Сам же принцип неделимости искусств в фигуре певца-актера не менее революционный для своего времени остается и по сегодняшний день цельным, раз и навсегда найденным европейским театром. Ведь до создания оперы, в «мадригальной комедии» Веки (около 1600 года), «каждое действующее лицо было представлено четырьмя, пятью, шестью голосами. <…> Никакого видимого действия. Перед каждой «сценой» актер сообщал место и содержание действия, и имена персонажей»[36]. В опере флорентийского образца впервые певец олицетворяет свой персонаж и может отождествлять себя с ним. Он «говорит» его голосом, живет его чувствами, отождествляет себя со своим персонажем.

Итак, Флоренции Каччини предлагает «создать такой вид пения, где можно было бы словно говорить под музыку»[37] от «первого лица». Как уже отмечалось, этот музыкальный стиль получает название stile rappresentativo.

Очевидно, что мелодекламация – это принципиальное усложнение структуры роли. К законам декламации в классической трагедии, довольно строгим и определенным, добавляется мелодия. Здесь и возникает взаимодействие музыки и драмы внутри феномена роли актера оперного театра.

Музыковедением неоднократно отмечено, что ни в момент рождения, ни в процессе эволюции оперного театра этот вид сценического искусства к древнегреческой музыке не приближался, а создал нечто самобытное и независимое. Взаимодействие искусств в условиях спектакля неоднократно волновало творческие умы создателей оперы: соединение мелодики речи и музыки во французской лирической трагедии, единство музыкальных образов и сценического жеста в эстетике Вагнера, создание «речи, творимой словом» Мусоргским. Музыкознанием детально и всесторонне изучено взаимодействие музыкального и поэтического текстов в партитуре спектакля, разность эстетических доктрин национальных композиторских школ и влияние, оказываемое общекультурным контекстом эпохи на ее структуру.

Удивительно другое: искусствоведением по сию пору не обнаружено или, если быть более точным, не поставлено во главу угла несомненное достижение оперного искусства в его стремлении к древнегреческому идеалу, – речь идет именно об актере в оперном театре.

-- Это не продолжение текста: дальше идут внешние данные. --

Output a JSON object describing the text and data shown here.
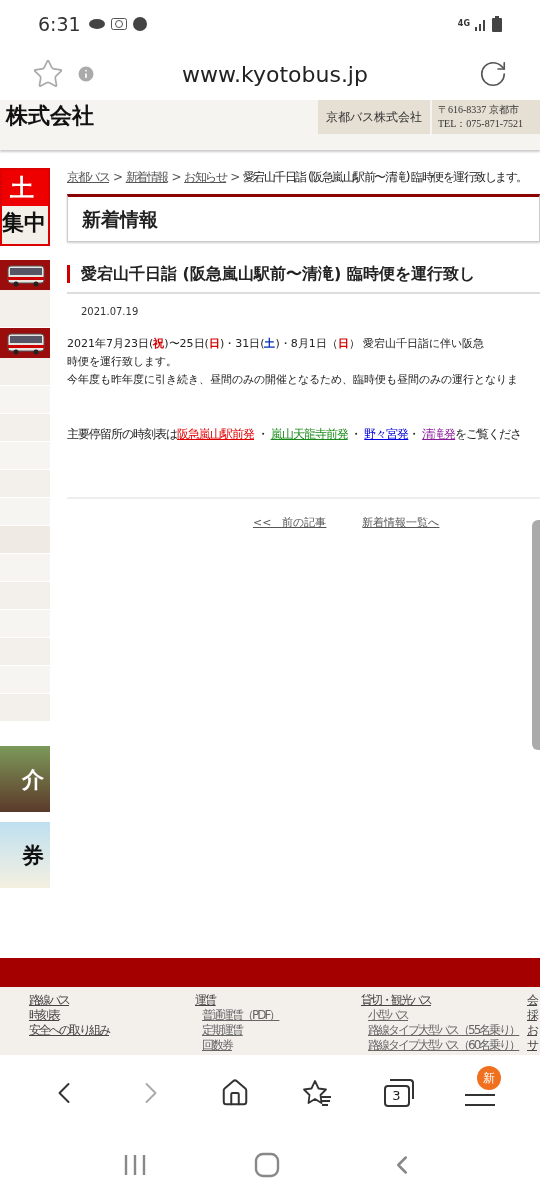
{
  "status_bar": {
    "time": "6:31",
    "network": "4G"
  },
  "browser": {
    "url": "www.kyotobus.jp",
    "back_disabled": false,
    "forward_disabled": true,
    "tab_count": "3",
    "menu_badge": "新"
  },
  "header": {
    "logo": "株式会社",
    "company": "京都バス株式会社",
    "address": "〒616-8337 京都市",
    "tel": "TEL：075-871-7521"
  },
  "sidebar": {
    "banner_top": "土",
    "banner_bottom": "集中",
    "tiles": [
      "介",
      "券"
    ]
  },
  "breadcrumb": {
    "separator": ">",
    "links": [
      "京都バス",
      "新着情報",
      "お知らせ"
    ],
    "current": "愛宕山千日詣 (阪急嵐山駅前〜清滝) 臨時便を運行致します。"
  },
  "section_title": "新着情報",
  "article": {
    "title": "愛宕山千日詣 (阪急嵐山駅前〜清滝) 臨時便を運行致し",
    "date": "2021.07.19",
    "lead": [
      {
        "text": "2021年7月23日("
      },
      {
        "text": "祝",
        "color": "#d40000"
      },
      {
        "text": ")〜25日("
      },
      {
        "text": "日",
        "color": "#d40000"
      },
      {
        "text": ")・31日("
      },
      {
        "text": "土",
        "color": "#0033bb"
      },
      {
        "text": ")・8月1日（"
      },
      {
        "text": "日",
        "color": "#d40000"
      },
      {
        "text": "）"
      }
    ],
    "lead_tail": "愛宕山千日詣に伴い阪急",
    "lines": [
      "時便を運行致します。",
      "今年度も昨年度に引き続き、昼間のみの開催となるため、臨時便も昼間のみの運行となりま"
    ],
    "timetable": [
      {
        "kind": "text",
        "text": "主要停留所の時刻表は"
      },
      {
        "kind": "link",
        "text": "阪急嵐山駅前発",
        "color": "#e00000"
      },
      {
        "kind": "text",
        "text": " ・ "
      },
      {
        "kind": "link",
        "text": "嵐山天龍寺前発",
        "color": "#1a8a1a"
      },
      {
        "kind": "text",
        "text": " ・ "
      },
      {
        "kind": "link",
        "text": "野々宮発",
        "color": "#0000dd"
      },
      {
        "kind": "text",
        "text": "・ "
      },
      {
        "kind": "link",
        "text": "清滝発",
        "color": "#8a1a9a"
      },
      {
        "kind": "text",
        "text": "をご覧くださ"
      }
    ]
  },
  "pager": [
    "<<　前の記事",
    "新着情報一覧へ"
  ],
  "footer": {
    "columns": [
      [
        {
          "kind": "main",
          "text": "路線バス"
        },
        {
          "kind": "main",
          "text": "時刻表"
        },
        {
          "kind": "main",
          "text": "安全への取り組み"
        }
      ],
      [
        {
          "kind": "main",
          "text": "運賃"
        },
        {
          "kind": "sub",
          "text": "普通運賃（PDF）"
        },
        {
          "kind": "sub",
          "text": "定期運賃"
        },
        {
          "kind": "sub",
          "text": "回数券"
        }
      ],
      [
        {
          "kind": "main",
          "text": "貸切・観光バス"
        },
        {
          "kind": "sub",
          "text": "小型バス"
        },
        {
          "kind": "sub",
          "text": "路線タイプ大型バス（55名乗り）"
        },
        {
          "kind": "sub",
          "text": "路線タイプ大型バス（60名乗り）"
        }
      ],
      [
        {
          "kind": "main",
          "text": "会"
        },
        {
          "kind": "main",
          "text": "採"
        },
        {
          "kind": "main",
          "text": "お"
        },
        {
          "kind": "main",
          "text": "サ"
        }
      ]
    ]
  }
}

Средства художественной выразительности в опере – вокальный голос-инструмент и звучащее слово, пластика человеческого тела, все выразительные возможности актера соединены в певце неразрывно. Актер оперного театра воплощает во времени и в пространстве идею театрального синкретизма и сам его феномен.

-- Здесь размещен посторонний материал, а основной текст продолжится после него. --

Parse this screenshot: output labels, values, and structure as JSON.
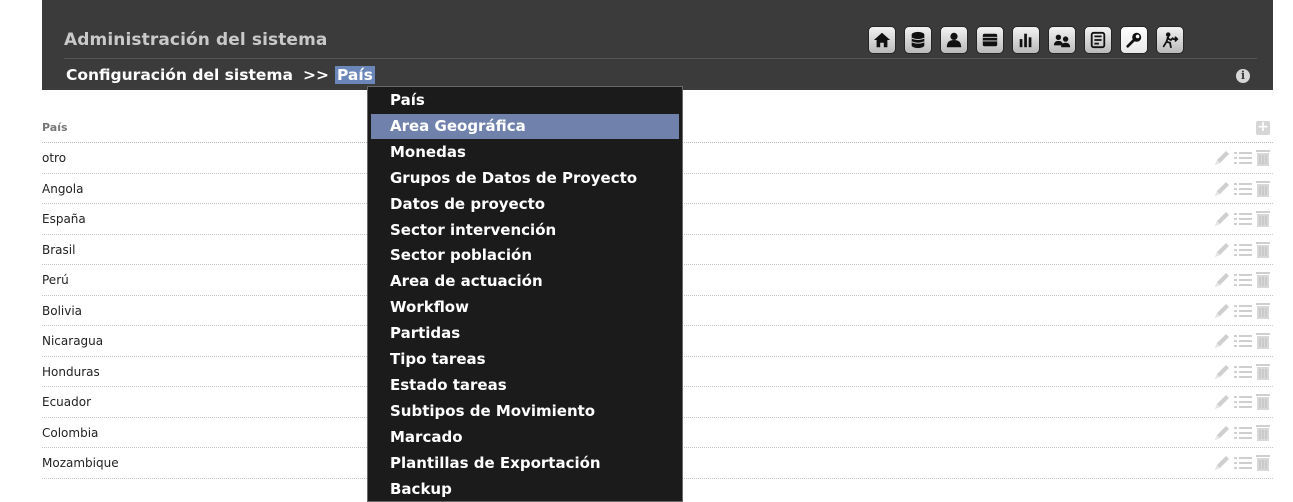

Это то, что и сегодня коренным образом отличает оперный театр от других видов сценических искусств. Пусть развитие музыки и раздробило изначально совершенное единство партии-роли (ведь в нарушении норм stile rappresentativo из речитатива совсем скоро возникнет мелодия и правила музыкальной драматургии), – изначальное следование идее синкретического единства присуще опере в этом ракурсе и сегодня.

Законы композиции, само внутреннее устройство музыки способны сделать ее содержательной, действенной, драматической и сценически убедительной, что служит до некоторой степени утешением приверженцам первенства музыки над драмой в оперном искусстве. Но эти «преимущества» могут быть обнаружены и в истоках европейской театральной традиции.

Задаваясь вопросом почему герой поет в театре Эсхила, театроведение отмечает: «Первый ответ – самый простой и несомненный. Потому поет, что древнегреческая трагедия только-только вышла из дионисийских действ, где пение обязательно участвовало в нерасчлененной, синкретической стихии древнего искусства. Разговаривать на сцене еще не пришла пора. Да и возможен ли разговор в огромнейшем амфитеатре…»[38]. Музыканту приятно отметить, что «прежде всех век» люди на сцене пели, – или, в современном понимании эстетики и правил пения, мелодекламировали, – и только потом заговорили.

33

Комиссаржевский Ф. Я и театр. М., 1999. С. 185.

34

Ренессанс. Барокко. Классицизм. Проблема стилей в западноевропейском искусстве XV–XVII веков. М., 1966. С. 212.

35

Аберт Г. В. – А. Моцарт: В 4 т. М., 1987. Т. 1. С. 235.

36

Роллан Р. Опера в XVIII веке в Италии, Германии, Англии. М., 1931. С. 24.

37

Cacchini G. Nuove Musiche. Milano, 1932. S. 12 (nep. c ит. – В.Б.).

38

Таршис Н. Музыка спектакля. Л., 1978. С. 9.